Roger, chyba nie uda wam sie zlapac wszystkich srok (rodzajow czytelnikow) za ogon. Pytanie jest tylko o kalkulacje zniszczen - czy wpuscic na lamy dzial (pare stron) z grami PC i tym samym zagwarantowac sobie exodus ultrasow pe, czy olac spadochroniarzy z CDA i pozbawic sie xyz potencjalnych czytelnikow. Niedlugo bedziecie jedynym pismem na rynku wychodzacym w regularnych, miesiecznych odstepach wiec moze czas na rewolucje jak za Sciery i rozszerzenie o tego biednego pc. Najwyzej zatopicie pismo hehe.
Ciezko jest wypowiedziec sie za ogol, bo jak zaraz sam zauwazysz, bedzie tu pier.dyliard roznych opinii, wiec napisze, ze mi jest w zasadzie obojetne co jest w pismie, co zaserwujecie to biore i nie narzekam bo... wszystko albo jest w necie, albo czytalem o tym SH2 jako sztuka juz 10x. Ale ze dla mnie pismo drukowane to byla kiedys swietosc, to stanowicie ten nostalgiczny lacznik z latami 90 i wystarcza mi, ze moge sie je.bnac na kanapie jak kiedys i poczytac.
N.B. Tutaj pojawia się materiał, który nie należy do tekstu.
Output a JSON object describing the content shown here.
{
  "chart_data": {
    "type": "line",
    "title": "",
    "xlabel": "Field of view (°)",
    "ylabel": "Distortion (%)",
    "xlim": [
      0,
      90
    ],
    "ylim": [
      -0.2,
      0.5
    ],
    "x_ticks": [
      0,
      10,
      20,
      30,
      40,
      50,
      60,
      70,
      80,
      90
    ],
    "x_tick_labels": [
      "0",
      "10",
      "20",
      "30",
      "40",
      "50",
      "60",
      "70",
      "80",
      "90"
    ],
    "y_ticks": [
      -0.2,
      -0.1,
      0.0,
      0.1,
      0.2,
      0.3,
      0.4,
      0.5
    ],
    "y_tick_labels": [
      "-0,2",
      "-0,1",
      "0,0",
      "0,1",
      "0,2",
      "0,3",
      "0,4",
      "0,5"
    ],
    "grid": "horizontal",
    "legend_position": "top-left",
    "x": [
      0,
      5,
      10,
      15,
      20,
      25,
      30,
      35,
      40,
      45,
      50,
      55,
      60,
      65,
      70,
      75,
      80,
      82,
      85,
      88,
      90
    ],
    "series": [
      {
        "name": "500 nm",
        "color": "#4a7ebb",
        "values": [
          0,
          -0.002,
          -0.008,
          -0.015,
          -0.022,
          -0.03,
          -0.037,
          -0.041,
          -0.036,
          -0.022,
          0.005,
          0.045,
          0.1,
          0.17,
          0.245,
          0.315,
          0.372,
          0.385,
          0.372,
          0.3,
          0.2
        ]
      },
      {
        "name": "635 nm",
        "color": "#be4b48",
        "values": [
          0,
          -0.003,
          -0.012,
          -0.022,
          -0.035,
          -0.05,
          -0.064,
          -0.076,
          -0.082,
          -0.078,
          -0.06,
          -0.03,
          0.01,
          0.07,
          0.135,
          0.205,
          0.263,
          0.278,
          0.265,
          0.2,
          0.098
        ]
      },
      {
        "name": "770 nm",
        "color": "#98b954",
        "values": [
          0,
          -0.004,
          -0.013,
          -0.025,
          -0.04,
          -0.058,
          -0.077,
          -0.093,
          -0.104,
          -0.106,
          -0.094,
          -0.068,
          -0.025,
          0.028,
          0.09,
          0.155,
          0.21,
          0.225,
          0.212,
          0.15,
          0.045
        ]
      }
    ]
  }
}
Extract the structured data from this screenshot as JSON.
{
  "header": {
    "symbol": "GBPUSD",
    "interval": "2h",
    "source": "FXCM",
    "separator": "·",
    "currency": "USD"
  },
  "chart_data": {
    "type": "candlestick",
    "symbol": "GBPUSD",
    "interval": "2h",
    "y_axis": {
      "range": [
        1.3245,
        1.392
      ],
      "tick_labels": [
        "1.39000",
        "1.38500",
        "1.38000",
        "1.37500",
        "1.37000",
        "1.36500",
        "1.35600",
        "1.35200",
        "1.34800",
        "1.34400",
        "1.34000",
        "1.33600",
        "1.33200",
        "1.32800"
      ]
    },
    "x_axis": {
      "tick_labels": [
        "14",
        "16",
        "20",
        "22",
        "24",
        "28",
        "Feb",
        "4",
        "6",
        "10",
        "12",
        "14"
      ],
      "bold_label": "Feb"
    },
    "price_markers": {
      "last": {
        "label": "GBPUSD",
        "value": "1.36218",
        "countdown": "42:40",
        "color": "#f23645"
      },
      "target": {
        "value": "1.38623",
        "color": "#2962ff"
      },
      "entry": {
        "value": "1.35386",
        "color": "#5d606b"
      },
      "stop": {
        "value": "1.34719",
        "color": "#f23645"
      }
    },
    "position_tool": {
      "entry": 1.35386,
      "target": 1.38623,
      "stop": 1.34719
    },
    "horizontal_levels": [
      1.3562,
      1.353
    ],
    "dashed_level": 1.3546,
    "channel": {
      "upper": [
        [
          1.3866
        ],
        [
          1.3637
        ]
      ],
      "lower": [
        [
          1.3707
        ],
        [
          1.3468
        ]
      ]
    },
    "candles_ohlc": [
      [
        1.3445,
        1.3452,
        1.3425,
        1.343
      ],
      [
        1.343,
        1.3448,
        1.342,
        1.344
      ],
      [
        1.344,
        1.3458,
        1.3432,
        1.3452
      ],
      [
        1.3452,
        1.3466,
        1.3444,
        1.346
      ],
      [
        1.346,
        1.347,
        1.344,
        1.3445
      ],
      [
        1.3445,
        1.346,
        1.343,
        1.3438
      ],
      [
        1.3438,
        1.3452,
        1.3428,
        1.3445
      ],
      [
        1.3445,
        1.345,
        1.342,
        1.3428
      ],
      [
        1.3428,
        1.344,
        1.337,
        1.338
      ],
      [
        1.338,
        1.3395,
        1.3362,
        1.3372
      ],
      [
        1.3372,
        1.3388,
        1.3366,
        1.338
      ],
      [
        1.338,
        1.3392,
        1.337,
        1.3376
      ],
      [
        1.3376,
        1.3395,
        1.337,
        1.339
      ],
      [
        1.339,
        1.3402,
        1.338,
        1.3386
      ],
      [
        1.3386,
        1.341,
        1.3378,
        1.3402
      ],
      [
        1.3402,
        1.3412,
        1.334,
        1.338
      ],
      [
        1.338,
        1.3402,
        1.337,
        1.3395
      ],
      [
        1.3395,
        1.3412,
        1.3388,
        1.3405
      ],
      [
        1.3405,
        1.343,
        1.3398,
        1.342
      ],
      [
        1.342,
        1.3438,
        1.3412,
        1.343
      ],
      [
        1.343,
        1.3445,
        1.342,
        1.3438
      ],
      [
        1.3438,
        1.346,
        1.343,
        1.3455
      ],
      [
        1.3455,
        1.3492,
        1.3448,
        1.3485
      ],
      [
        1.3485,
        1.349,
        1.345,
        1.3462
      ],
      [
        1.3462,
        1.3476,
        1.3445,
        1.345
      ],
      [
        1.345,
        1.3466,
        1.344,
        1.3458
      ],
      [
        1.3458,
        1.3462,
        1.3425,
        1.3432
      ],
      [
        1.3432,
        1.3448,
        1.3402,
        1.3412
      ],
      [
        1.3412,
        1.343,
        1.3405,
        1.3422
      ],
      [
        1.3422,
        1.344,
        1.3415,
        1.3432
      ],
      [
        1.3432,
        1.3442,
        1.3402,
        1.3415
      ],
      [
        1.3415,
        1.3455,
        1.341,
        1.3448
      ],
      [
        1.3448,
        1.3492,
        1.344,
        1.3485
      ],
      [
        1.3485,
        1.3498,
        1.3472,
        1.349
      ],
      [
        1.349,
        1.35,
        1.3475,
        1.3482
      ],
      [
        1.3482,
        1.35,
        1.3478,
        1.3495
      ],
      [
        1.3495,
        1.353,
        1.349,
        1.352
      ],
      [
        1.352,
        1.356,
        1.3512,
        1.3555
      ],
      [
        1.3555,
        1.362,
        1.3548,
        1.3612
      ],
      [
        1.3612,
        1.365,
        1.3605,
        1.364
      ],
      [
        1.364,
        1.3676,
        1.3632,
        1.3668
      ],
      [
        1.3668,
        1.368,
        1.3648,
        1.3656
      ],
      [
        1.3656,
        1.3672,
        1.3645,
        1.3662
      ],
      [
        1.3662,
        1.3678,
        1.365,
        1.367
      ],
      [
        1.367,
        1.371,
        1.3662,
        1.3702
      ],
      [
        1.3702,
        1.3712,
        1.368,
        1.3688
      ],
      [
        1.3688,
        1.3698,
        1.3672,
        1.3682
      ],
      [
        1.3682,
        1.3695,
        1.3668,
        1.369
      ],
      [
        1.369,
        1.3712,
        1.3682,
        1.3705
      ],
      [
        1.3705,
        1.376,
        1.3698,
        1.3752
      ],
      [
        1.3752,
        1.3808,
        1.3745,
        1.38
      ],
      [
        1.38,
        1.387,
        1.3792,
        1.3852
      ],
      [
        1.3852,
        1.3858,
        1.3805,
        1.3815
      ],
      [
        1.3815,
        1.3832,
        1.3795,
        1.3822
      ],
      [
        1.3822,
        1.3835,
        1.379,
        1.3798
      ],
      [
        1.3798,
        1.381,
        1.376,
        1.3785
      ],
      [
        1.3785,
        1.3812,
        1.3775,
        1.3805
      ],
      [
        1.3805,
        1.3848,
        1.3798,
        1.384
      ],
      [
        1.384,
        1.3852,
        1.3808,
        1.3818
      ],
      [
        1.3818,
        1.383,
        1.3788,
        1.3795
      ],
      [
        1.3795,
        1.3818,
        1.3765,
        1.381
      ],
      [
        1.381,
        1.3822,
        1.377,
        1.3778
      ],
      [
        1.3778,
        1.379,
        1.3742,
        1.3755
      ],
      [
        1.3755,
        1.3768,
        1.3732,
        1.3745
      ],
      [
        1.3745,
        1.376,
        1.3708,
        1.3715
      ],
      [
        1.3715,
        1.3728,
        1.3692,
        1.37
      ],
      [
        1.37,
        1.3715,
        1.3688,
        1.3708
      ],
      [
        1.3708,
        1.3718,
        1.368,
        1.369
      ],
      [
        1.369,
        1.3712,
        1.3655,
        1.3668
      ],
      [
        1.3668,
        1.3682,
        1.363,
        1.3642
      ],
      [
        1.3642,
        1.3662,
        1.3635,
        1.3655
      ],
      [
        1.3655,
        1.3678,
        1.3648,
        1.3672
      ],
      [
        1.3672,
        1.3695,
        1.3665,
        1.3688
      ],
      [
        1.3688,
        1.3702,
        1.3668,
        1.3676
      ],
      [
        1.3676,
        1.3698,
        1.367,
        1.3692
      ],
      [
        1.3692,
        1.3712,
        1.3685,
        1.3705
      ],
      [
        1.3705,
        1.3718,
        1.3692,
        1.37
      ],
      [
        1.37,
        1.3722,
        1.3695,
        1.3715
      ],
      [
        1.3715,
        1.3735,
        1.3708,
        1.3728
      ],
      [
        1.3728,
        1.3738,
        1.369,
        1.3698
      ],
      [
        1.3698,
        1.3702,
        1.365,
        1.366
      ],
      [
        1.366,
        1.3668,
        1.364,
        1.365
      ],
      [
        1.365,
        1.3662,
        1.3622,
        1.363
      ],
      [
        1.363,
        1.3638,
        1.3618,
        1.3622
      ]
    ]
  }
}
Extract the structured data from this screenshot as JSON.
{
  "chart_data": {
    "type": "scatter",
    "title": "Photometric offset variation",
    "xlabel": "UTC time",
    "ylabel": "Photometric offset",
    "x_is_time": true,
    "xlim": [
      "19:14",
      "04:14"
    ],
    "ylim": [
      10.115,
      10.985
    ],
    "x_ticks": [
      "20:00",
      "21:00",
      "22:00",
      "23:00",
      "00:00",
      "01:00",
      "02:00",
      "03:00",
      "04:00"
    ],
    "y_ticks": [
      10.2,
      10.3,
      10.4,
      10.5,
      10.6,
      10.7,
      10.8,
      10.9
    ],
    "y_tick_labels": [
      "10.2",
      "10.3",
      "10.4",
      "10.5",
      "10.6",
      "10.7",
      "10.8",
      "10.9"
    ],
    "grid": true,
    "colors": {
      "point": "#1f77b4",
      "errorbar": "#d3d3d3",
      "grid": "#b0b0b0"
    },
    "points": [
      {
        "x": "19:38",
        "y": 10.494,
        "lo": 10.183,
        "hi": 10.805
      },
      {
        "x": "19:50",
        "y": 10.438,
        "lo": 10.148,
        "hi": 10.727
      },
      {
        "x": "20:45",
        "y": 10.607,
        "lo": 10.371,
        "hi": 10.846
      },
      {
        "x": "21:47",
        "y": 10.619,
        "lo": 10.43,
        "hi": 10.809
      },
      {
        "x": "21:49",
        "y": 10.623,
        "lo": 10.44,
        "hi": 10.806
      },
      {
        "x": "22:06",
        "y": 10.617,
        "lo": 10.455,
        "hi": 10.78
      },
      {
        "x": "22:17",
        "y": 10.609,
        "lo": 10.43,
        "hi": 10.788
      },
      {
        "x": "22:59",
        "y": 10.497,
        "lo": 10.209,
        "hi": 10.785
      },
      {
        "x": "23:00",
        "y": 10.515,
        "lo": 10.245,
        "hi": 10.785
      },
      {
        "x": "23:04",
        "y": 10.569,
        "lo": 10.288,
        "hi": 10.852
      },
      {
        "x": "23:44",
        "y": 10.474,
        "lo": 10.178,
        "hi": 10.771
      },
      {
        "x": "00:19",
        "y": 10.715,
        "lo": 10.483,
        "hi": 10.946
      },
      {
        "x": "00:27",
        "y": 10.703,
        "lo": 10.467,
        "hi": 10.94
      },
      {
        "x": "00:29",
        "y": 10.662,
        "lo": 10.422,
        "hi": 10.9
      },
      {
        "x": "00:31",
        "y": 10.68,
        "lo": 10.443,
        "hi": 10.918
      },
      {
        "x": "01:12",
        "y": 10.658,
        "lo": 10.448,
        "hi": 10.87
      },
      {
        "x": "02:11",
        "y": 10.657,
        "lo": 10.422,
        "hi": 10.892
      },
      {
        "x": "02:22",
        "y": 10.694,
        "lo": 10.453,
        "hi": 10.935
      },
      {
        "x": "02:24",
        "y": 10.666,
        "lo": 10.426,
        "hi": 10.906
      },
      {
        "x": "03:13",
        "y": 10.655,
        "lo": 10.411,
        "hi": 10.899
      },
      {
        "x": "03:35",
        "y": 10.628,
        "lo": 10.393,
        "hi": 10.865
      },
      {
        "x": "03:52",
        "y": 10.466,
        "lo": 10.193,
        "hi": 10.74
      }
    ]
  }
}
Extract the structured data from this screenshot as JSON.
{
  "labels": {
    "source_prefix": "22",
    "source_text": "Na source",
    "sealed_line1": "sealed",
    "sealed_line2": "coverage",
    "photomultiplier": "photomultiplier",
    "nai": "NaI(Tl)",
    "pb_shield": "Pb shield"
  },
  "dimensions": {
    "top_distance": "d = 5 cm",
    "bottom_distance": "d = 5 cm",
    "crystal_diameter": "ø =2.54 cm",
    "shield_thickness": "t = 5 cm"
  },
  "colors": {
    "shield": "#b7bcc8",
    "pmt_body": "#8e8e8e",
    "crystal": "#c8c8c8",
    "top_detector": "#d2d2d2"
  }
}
Dlatego mimo, ze prosby o poradniki do gier i jak znalesc mieczyk w FF9 uwazam za jakies projekcje po mefedronie, to jesli takie sie ukaza pewnie rzuce okiem i przeczytam (bo czytam cale pismo zawsze). Nie dogodzicie kazdemu ale rozumiem, ze pismo jest juz w takim miejscu, ze nie moze sobie pozwolic na zly ruch i odplyw pewnej liczby czytelnikow bo to moze juz decydowac o byc albo nie byc i stad ten twoj post.